アマゾンジャパン(合)は8月5日、兵庫県尼崎市に2拠点目となる物流拠点「Amazon武庫川フルフィルメントセンター(武庫川FC)」を新設したと発表した。同拠点は延床面積が約11万1千㎡、商品保管容量は約117万立方フィートで、関西で最大のFCとなる。

Amazon武庫川フルフィルメントセンター

兵庫県は日本国内でもアマゾンによる投資が多い県の1つで、2025年単年では440億円以上、2021年から2025年の5年間では1,800億円以上の投資を行ってきた(※)。この中には、設備投資(FCやデリバリーステーション(DS)等のインフラ整備を含む投資)と、事業運営費(従業員の給与・報酬等)が含まれている。2022年3月には当時西日本最大の物流拠点となる「Amazon尼崎フルフィルメントセンター」を開設、2020年、2023年にはそれぞれ尼崎市と神戸市にDSの配送拠点も開設している。今回の「Amazon武庫川フルフィルメントセンター」の新設は、兵庫県に対する継続的な投資の一環であり、地域における配送ネットワークをさらに強固にするものとしている。

「Amazon武庫川フルフィルメントセンター」は、商品の入荷と出荷、それぞれで1日最大50万個以上を取り扱う。職場の安全・衛生管理者、商品の品質管理者、設備の保全管理者、テクノロジーを使って商品のピッキング・梱包・出荷作業を担うポジション等、様々な職種で多くの働く機会を創出する。物流施設等での職務経験のない人も含め、多様なバックグラウンドを持つ人が活躍できる場を用意しており、定期的なトレーニングやスキルアップ機会の提供を通して、従業員が学び、成長し続けられる環境を整えている。

FCにはカフェテリア、マザーズルーム(搾乳室)、プレイヤーズルーム(礼拝室)、バリアフリー対応手洗い等を備え、従業員の心身の健康、包括性に配慮した設計になっている。また、屋上には太陽光発電設備を設置し、FCで使用する電力の一部を賄う。同拠点では、JR尼崎駅、阪急西宮北口駅、JR三ノ宮駅など主要駅からの専用シャトルバスがあるほか、阪神尼崎センタープール前駅から徒歩10分となっている。

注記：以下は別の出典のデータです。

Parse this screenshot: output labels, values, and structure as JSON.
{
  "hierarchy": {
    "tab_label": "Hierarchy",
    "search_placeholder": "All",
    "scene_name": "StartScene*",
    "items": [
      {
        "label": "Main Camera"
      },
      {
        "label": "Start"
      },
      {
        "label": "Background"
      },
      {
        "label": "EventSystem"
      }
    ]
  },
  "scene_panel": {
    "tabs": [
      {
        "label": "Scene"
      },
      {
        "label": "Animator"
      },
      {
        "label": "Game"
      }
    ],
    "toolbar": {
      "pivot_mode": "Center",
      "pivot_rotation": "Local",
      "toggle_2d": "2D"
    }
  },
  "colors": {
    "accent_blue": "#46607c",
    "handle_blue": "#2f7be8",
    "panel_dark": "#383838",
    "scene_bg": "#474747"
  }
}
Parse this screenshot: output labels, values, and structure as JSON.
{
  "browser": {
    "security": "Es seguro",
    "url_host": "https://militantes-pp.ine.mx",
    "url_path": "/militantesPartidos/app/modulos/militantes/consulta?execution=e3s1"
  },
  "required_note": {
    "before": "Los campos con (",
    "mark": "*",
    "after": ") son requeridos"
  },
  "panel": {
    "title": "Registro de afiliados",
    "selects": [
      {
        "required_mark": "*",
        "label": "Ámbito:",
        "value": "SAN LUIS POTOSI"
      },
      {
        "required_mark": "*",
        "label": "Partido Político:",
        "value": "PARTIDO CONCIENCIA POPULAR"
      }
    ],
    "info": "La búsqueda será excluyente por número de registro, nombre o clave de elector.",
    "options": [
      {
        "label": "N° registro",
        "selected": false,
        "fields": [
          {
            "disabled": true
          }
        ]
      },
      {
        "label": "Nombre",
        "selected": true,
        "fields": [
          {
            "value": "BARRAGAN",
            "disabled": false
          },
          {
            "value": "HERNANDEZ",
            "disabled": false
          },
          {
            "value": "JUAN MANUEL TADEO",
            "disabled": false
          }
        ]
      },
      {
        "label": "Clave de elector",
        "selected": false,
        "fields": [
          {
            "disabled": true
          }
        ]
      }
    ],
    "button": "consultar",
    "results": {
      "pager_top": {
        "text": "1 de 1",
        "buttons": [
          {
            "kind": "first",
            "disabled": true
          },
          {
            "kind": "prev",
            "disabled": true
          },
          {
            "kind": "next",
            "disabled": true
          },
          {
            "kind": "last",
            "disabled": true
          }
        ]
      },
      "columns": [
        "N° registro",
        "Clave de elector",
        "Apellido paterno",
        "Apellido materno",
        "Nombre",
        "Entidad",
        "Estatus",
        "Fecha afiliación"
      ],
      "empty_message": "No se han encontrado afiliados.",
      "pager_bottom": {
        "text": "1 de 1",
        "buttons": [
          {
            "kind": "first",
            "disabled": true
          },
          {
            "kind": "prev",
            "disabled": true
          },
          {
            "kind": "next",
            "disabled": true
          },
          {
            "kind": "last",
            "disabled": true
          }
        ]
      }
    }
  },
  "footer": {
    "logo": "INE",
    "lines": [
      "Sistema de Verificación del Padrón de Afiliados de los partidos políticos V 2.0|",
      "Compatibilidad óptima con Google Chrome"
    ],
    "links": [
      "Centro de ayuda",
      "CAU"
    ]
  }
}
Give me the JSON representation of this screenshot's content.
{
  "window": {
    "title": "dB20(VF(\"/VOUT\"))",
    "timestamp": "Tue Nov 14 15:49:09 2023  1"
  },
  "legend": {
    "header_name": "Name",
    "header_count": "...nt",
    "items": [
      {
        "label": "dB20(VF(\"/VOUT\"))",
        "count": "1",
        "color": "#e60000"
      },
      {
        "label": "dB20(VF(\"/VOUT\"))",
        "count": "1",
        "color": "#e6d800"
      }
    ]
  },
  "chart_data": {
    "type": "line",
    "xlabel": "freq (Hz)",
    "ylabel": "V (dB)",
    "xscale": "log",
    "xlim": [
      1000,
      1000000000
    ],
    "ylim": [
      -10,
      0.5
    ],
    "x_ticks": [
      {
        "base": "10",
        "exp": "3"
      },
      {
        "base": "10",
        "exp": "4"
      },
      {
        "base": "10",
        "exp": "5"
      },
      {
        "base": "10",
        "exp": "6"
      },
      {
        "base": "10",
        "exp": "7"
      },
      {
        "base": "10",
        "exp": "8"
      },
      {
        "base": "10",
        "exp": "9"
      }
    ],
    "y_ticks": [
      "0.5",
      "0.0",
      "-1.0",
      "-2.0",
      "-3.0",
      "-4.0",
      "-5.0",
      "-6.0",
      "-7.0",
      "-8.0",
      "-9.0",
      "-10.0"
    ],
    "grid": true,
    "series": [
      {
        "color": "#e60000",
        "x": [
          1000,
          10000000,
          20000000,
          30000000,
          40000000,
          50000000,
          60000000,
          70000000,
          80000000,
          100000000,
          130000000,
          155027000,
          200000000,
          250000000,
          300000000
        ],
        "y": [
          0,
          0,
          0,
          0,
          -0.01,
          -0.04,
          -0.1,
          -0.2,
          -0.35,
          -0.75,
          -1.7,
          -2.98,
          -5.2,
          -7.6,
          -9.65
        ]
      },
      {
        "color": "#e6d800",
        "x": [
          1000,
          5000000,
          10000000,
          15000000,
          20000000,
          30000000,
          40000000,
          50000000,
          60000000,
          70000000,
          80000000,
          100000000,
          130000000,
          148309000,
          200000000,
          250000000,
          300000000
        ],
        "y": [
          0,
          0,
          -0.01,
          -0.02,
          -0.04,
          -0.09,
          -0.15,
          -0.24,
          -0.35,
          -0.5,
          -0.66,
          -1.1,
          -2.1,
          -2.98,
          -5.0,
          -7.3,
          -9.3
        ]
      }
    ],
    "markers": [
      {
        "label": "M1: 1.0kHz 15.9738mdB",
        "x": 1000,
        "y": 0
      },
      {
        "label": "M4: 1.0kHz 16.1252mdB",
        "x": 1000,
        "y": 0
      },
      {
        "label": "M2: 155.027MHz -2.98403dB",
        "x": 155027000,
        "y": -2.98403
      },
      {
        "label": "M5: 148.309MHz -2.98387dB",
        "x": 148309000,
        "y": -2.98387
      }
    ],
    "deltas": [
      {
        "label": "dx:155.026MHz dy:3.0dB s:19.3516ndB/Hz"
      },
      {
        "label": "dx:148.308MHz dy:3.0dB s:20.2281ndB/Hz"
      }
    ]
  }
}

アマゾンジャパン合同会社 社長の島谷恒平氏は次のように述べている。「このたび、尼崎市に2拠点目となる新たなFCを開設できることを大変嬉しく思います。これまで兵庫県においては2025年までの5年間で1,800億円を超える投資を行ってまいりましたが、本拠点の新設は、兵庫県や関西エリアにおける働く機会の創出と地域経済のさらなる発展を後押しするものです。こうした継続的な地域への投資によって、全国のお客様に、より安全で迅速かつ効率的に商品をお届けできるようになります。また、Amazonでは経験や年齢、国籍などを問わず多様な働く機会を提供しており、今回の武庫川フルフィルメントセンターでも、多岐にわたる職種で働く機会を創出します。私たちは引き続き、地域経済の成長に貢献し、お客様と働く方々のために、イノベーションを起こし続けてまいります」

アマゾン物流拠点で効率的な商品の入出荷を可能にするのが、ロボットが商品棚を持ち上げて移動する「Amazon Robotics」。「Drive(ドライブ)」と呼ばれるロボットが「Pod(ポッド)」と呼ばれる専用の商品棚を移動させることで、従業員の業務をサポートする。武庫川FCでは、約3,000台のドライブと約3万台のポッドを有している。これにより、テクノロジーと人が協働し、商品の棚入れや棚出しをより効率的に行うことができる。また、格納スペースの節約も可能となり、従来の固定された商品棚よりも最大約40%多くの在庫が保管可能で、商品の品揃えを増やすこともできる。そのため、フルフィルメント by Amazon(FBA)を利用して日本全国の利用客に一貫したサービスを提供する販売事業者にとってもメリットをもたらすとしている。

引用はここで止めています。